Anna Andrzejewski has been named the inaugural Frank Lloyd Wright endowed professor at UW–Madison. Funded by alumnus Dan Erdman and created with the Frank Lloyd Wright Foundation, the chair will support Andrzejewski's research on 20th-century American architecture and expand curriculum and seminars that emphasize fieldwork and cross-disciplinary learning. She plans regular offerings on Wright, partnerships with Taliesin programs, student internships and a focus on themes of organic architecture and environmental design.
UW–Madison Appoints Anna Andrzejewski as Inaugural Frank Lloyd Wright Endowed Professor
Anna Andrzejewski has been named the inaugural Frank Lloyd Wright endowed professor at UW–Madison. Funded by alumnus Dan Erdman and created with the Frank Lloyd Wright Foundation, the chair will support Andrzejewski's research on 20th-century American architecture and expand curriculum and seminars that emphasize fieldwork and cross-disciplinary learning. She plans regular offerings on Wright, partnerships with Taliesin programs, student internships and a focus on themes of organic architecture and environmental design.

Anna Andrzejewski Named First Frank Lloyd Wright Endowed Professor at UW–Madison
Anna Andrzejewski, an architectural historian who has taught at the University of Wisconsin–Madison since 2000, has been named the inaugural holder of a new Frank Lloyd Wright endowed professorship. The chair, created in partnership with the Frank Lloyd Wright Foundation and funded by alumnus Dan Erdman (son of Wright collaborator Marshall Erdman), will support Andrzejewski's research and expand interdisciplinary teaching on twentieth-century American architecture.
Popular course and hands-on learning
Andrzejewski has taught a dedicated course on Frank Lloyd Wright since 2016; it routinely reaches its enrollment cap of 30 students and often generates a waiting list and numerous auditors. The class draws a wide mix of students — art history majors, engineers, historians and participants in the College of Engineering's new architecture certificate — and emphasizes on-site learning through visits to Wright buildings across Wisconsin and the broader region.
I get chills running down my spine when I think about this.
What the professorship will do
The endowed chair gives Andrzejewski the resources to develop seminars focused on midcentury building issues, support her scholarship on post-World War II development, and anchor regular offerings in American architectural history at UW–Madison.
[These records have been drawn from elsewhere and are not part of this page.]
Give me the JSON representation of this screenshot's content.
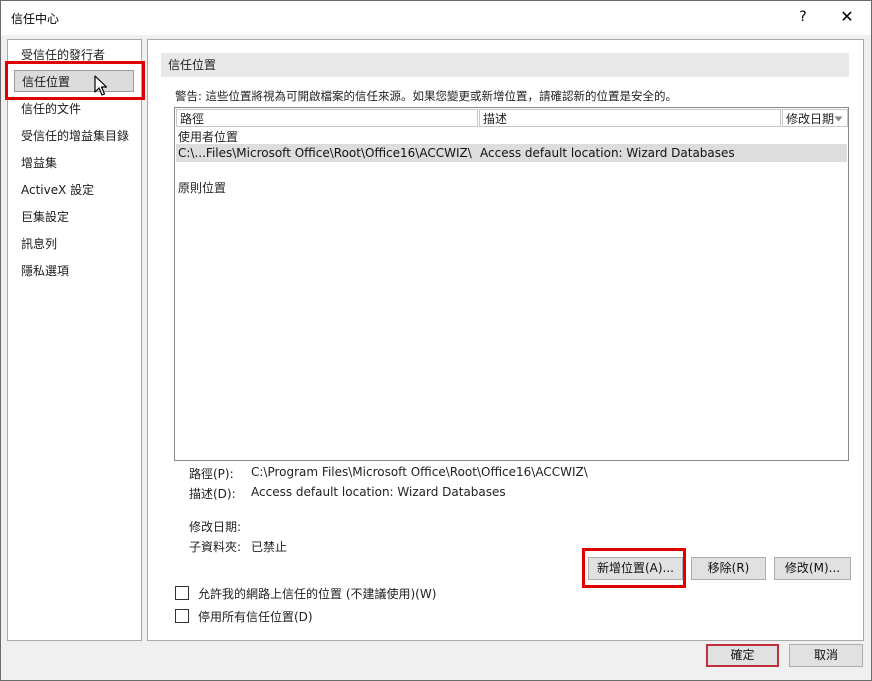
{
  "window": {
    "title": "信任中心",
    "help_glyph": "?",
    "close_glyph": "✕"
  },
  "sidebar": {
    "items": [
      {
        "label": "受信任的發行者"
      },
      {
        "label": "信任位置"
      },
      {
        "label": "信任的文件"
      },
      {
        "label": "受信任的增益集目錄"
      },
      {
        "label": "增益集"
      },
      {
        "label": "ActiveX 設定"
      },
      {
        "label": "巨集設定"
      },
      {
        "label": "訊息列"
      },
      {
        "label": "隱私選項"
      }
    ],
    "selected": "信任位置"
  },
  "main": {
    "section_title": "信任位置",
    "warning": "警告: 這些位置將視為可開啟檔案的信任來源。如果您變更或新增位置，請確認新的位置是安全的。",
    "list": {
      "columns": [
        "路徑",
        "描述",
        "修改日期"
      ],
      "sort_icon": "sort-down-icon",
      "groups": [
        {
          "label": "使用者位置",
          "rows": [
            {
              "path": "C:\\...Files\\Microsoft Office\\Root\\Office16\\ACCWIZ\\",
              "description": "Access default location: Wizard Databases",
              "modified": ""
            }
          ]
        },
        {
          "label": "原則位置",
          "rows": []
        }
      ]
    },
    "details": {
      "path_label": "路徑(P):",
      "path_value": "C:\\Program Files\\Microsoft Office\\Root\\Office16\\ACCWIZ\\",
      "desc_label": "描述(D):",
      "desc_value": "Access default location: Wizard Databases",
      "modified_label": "修改日期:",
      "modified_value": "",
      "subfolders_label": "子資料夾:",
      "subfolders_value": "已禁止"
    },
    "buttons": {
      "add": "新增位置(A)...",
      "remove": "移除(R)",
      "modify": "修改(M)..."
    },
    "checkboxes": [
      {
        "label": "允許我的網路上信任的位置 (不建議使用)(W)",
        "checked": false
      },
      {
        "label": "停用所有信任位置(D)",
        "checked": false
      }
    ]
  },
  "footer": {
    "ok": "確定",
    "cancel": "取消"
  },
  "colors": {
    "highlight_red": "#e00000",
    "selected_row": "#dddddd",
    "dialog_bg": "#f0f0f0"
  }
}
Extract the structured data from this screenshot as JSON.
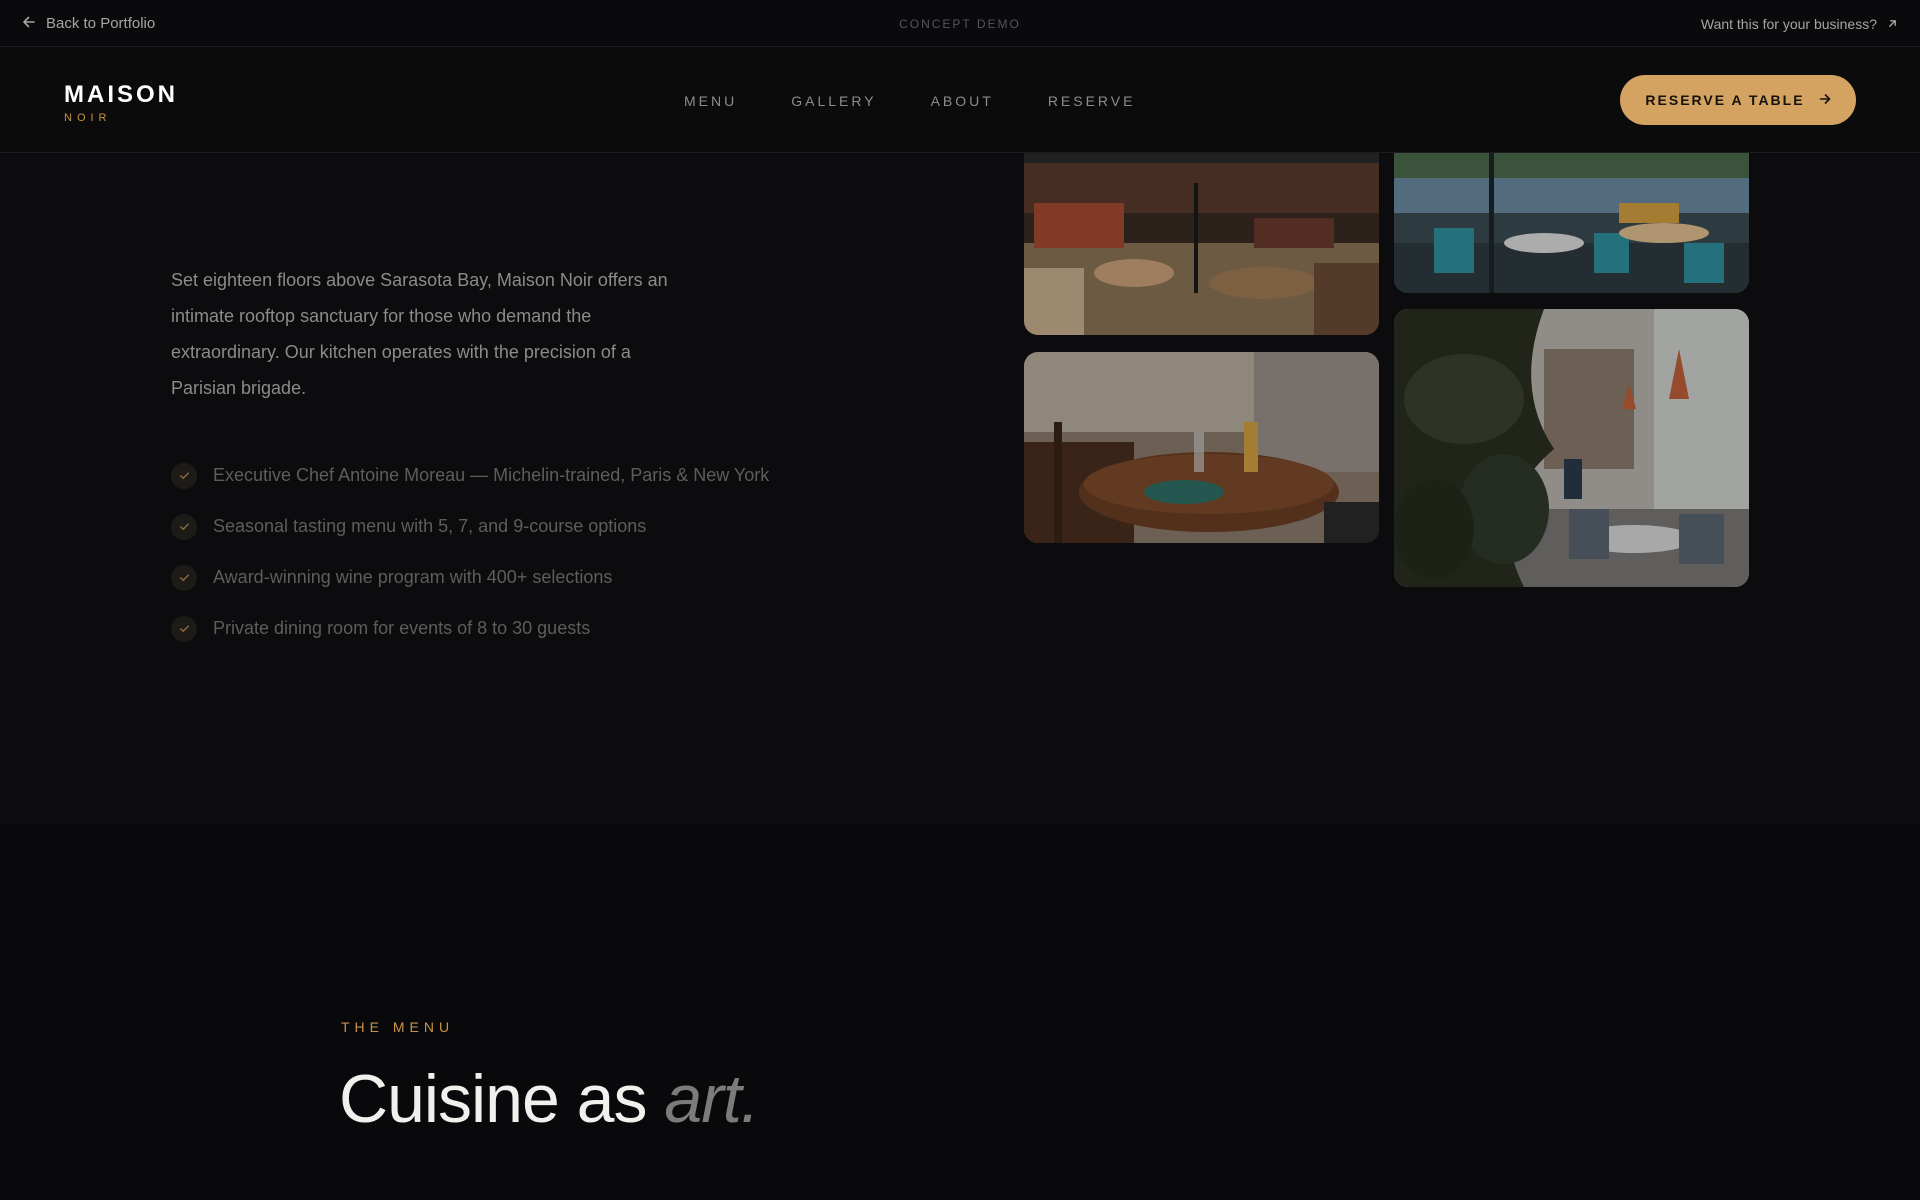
{
  "top_bar": {
    "back_label": "Back to Portfolio",
    "concept_label": "CONCEPT DEMO",
    "business_label": "Want this for your business?"
  },
  "nav": {
    "logo_main": "MAISON",
    "logo_sub": "NOIR",
    "links": [
      "MENU",
      "GALLERY",
      "ABOUT",
      "RESERVE"
    ],
    "cta_label": "RESERVE A TABLE"
  },
  "about": {
    "intro": "Set eighteen floors above Sarasota Bay, Maison Noir offers an intimate rooftop sanctuary for those who demand the extraordinary. Our kitchen operates with the precision of a Parisian brigade.",
    "features": [
      "Executive Chef Antoine Moreau — Michelin-trained, Paris & New York",
      "Seasonal tasting menu with 5, 7, and 9-course options",
      "Award-winning wine program with 400+ selections",
      "Private dining room for events of 8 to 30 guests"
    ],
    "gallery": [
      {
        "name": "restaurant-interior-photo"
      },
      {
        "name": "waterfront-terrace-photo"
      },
      {
        "name": "table-setting-photo"
      },
      {
        "name": "dining-room-plant-photo"
      }
    ]
  },
  "menu": {
    "eyebrow": "THE MENU",
    "heading_main": "Cuisine as ",
    "heading_accent": "art."
  },
  "colors": {
    "accent": "#d4a261",
    "background": "#0b0b0d"
  }
}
She plans to teach the Frank Lloyd Wright course at least once a year — possibly every semester — and to expand related courses that bring together students from design, landscape architecture, engineering, real estate and art history.
She is already collaborating with the Frank Lloyd Wright Foundation and the Taliesin Institute to create opportunities for students at Taliesin in Spring Green and Taliesin West in Arizona. Proposed initiatives include student internships, research contributions to the foundation's journal, and programming that links campus work with the foundation's outreach.
Core themes and a local example
Andrzejewski highlights two enduring themes from Wright's work that she emphasizes in the classroom: organic architecture — treating a building as an organism that responds to its environment — and environmental design, which encompasses sustainability and how built spaces shape everyday life and communal experience. She encourages students to see Wright not only as an individual genius, but as a thinker wrestling with issues that remain relevant in the 21st century.
One local example that influenced Andrzejewski is the Walter and Mary Ellen Rudin House in Madison, a prefabricated design Wright created with Marshall Erdman in 1959. First shown in that year's Parade of Homes, the Rudin House illustrates Wright's late-career engagement with mass production, suburbanization and the continued pursuit of organic principles.
Filling a gap in architectural education
With Taliesin's architecture school closed, Andrzejewski and UW–Madison view the new professorship as a way to help transmit Wright's lessons to future architects and scholars. By combining rigorous scholarship, fieldwork, cross-disciplinary seminars and partnerships with the Frank Lloyd Wright Foundation, the chair aims to keep Wright's ideas alive and relevant for contemporary design challenges.
Related items in the original reporting referenced a Frank Lloyd Wright travel-trailer project that never materialized and a recently completed Wright design that inspired a later sibling project.